Regulating Health Care Capacity
Thirty-five states including Vermont enact certificate of need (CON) laws that are designed to curtail costs by artificially limiting the supply of health resources. Providers must receive approval from state authorities before they can create or expand health care facilities in a given area. Permission is only granted when sufficient need for new services has been demonstrated. In practice, CON laws lead to rationing. The government often denies requests for new facilities to stifle economic competition and protect the monopoly held by the politically powerful University of Vermont Health Network.
Vermont imposes the highest number of CON laws (more than double the national average). A 2017 study by the Mercatus Center showed that Vermonters could have had six more hospitals without these regulations. The crony laws also prevent nonhospital settings from offering medical imaging technologies, which has led to lower utilization rates of CT scans and MRIs.
Fewer hospitals and ambulatory surgical centers, especially in rural areas, coupled with reduced access to medical imaging will thwart Vermont’s ability to take care of all COVID-19 patients requiring hospitalization and respiratory support. Recently, North Carolina allowed hospitals to add beds without state permission. Vermont should likewise suspend its detrimental CON program.
CON laws are but one part of the state’s regulatory labyrinth. A 2020 Mercatus Center report ranks Vermont 43rd in overall health care openness and access. We place 47th in the nation because of our restrictions related to health insurance, and 45th for imposing operational constraints on hospitals, payers, and pharmacies. The latter distinction can be attributed to the all-payer ACO model – the first of its kind in the nation.
Managed by a private organization called OneCare Vermont, this model aims to reduce health care costs by: 1) Transitioning all payers (Medicare, Medicaid, and commercial insurers) from fee-for-service to value-based reimbursement; and 2) Promoting a population health approach that targets the local needs of a population to improve health outcomes.

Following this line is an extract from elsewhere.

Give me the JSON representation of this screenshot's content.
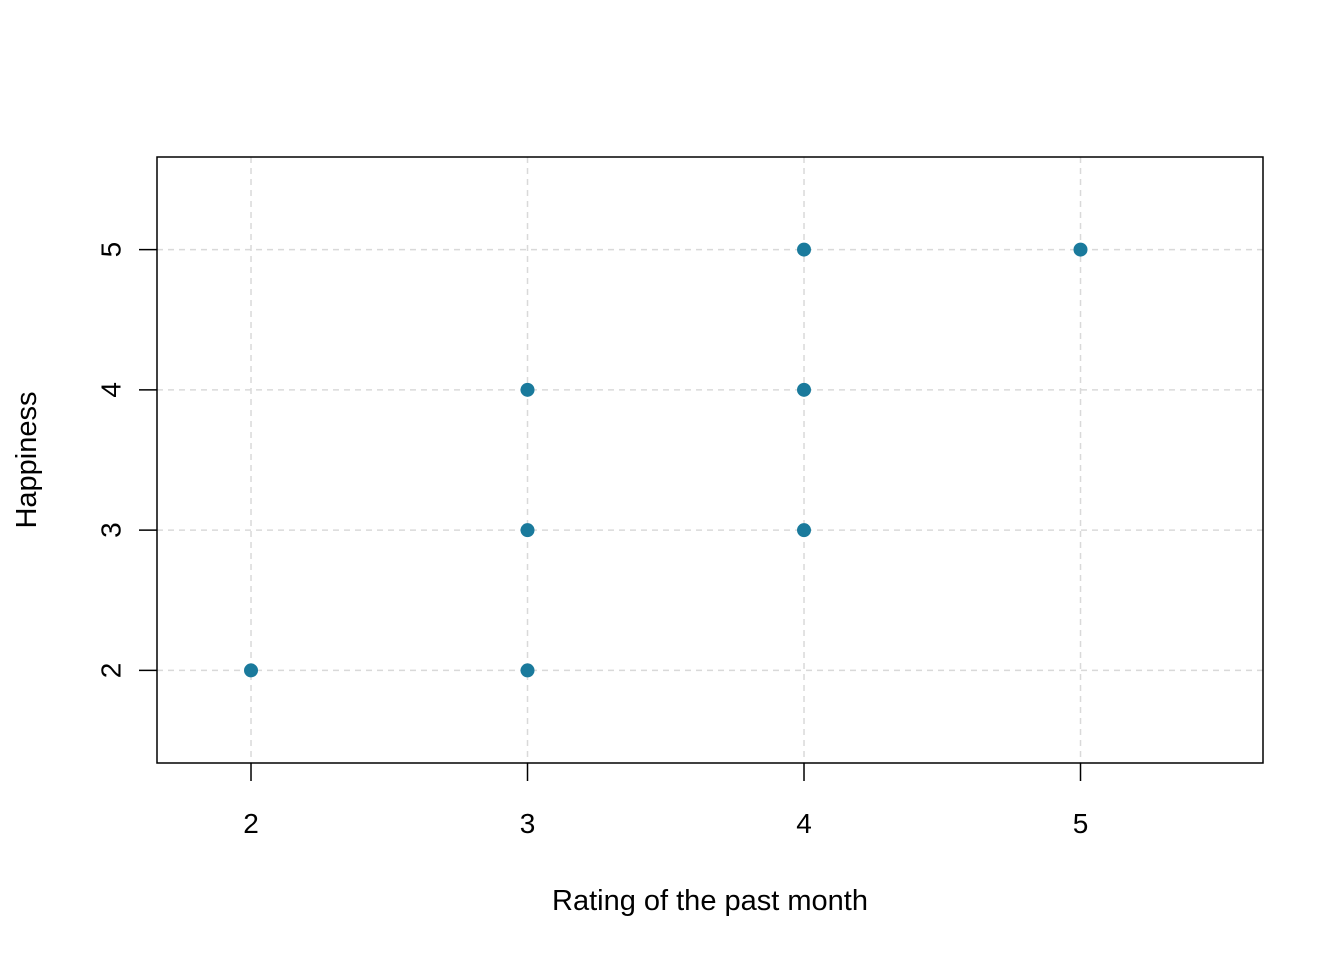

OneCare has spent of hundreds of millions on health information technology and complex care coordination programs. These investments should help us manage our limited health resources during this pandemic. However, the database is unreliable and useful population-based health efforts do not exist. Instead, the all-payer ACO model has led to the rationing of various health care services in Vermont.

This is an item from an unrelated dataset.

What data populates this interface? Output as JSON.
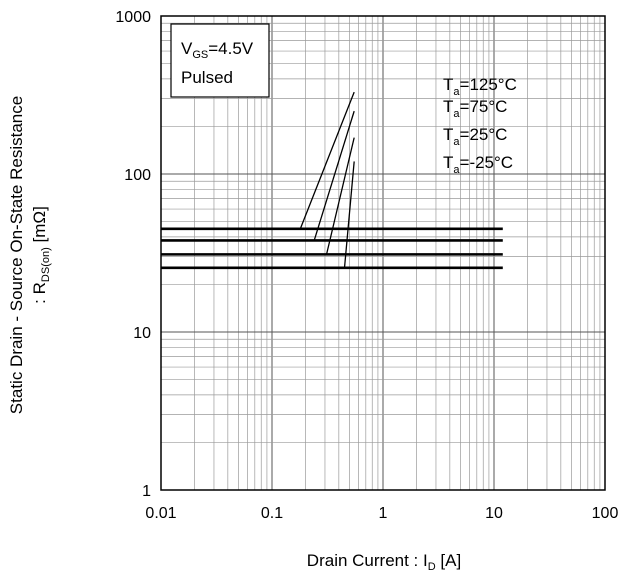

In 2014, then-Gov. Peter Shumlin announced that his single payer plan had failed because its projected cost growth exceeded Vermont’s annual GDP growth. With the ACO all-payer project, health authorities have been trying to create a new cost containment mechanism that will achieve what the Shumlin administration could not. As a result, they have insisted on capping the growth of healthcare costs at 3.5%.

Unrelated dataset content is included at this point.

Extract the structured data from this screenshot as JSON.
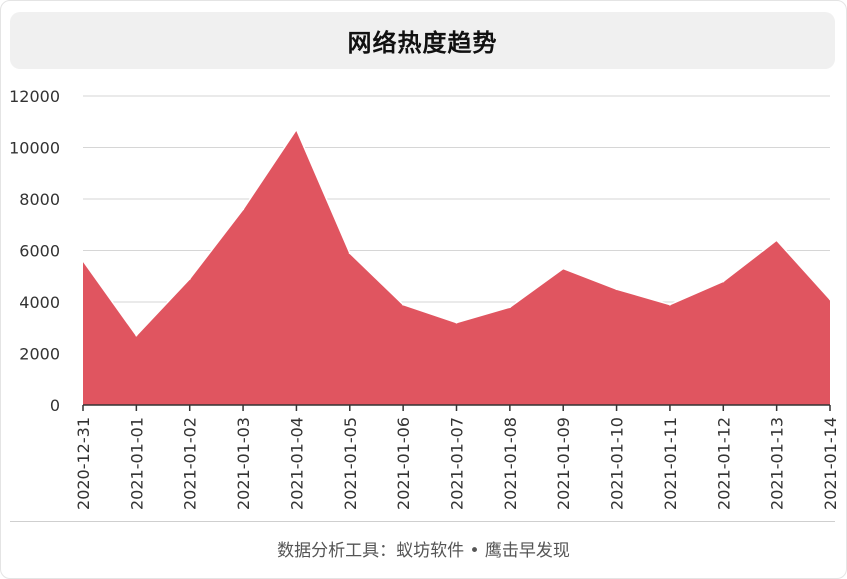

This austerity comes at the cost of Vermonters’ health. Data from the Department of Vermont Health Access demonstrates a decrease in the usage rates of primary care physicians and specialists, as well as a drop in the overall healthy rate across the state between 2013 and 2016. The utilization of primary care physicians, specialists, and diagnostic X-rays continued to decline from 2016 to 2018. In addition, analyst Susan Aranoff writes that OneCare scored worse on seven out of 10 Medicaid quality measures in 2018 as compared to 2017.
Worsening health care quality indicators, reduced visits to doctors, and growing evidence of long waiting lines to receive treatment indicate that rationing has been underway in the Green Mountain State to limit costs. We thus confront our invisible enemy at a significant disadvantage. The answer then to mounting the most effective response is straightforward – increase the state’s health care capacity. This strategy requires the political will to let go of regulations and ideological experiments. A pandemic without precedent in living memory demands the impossible.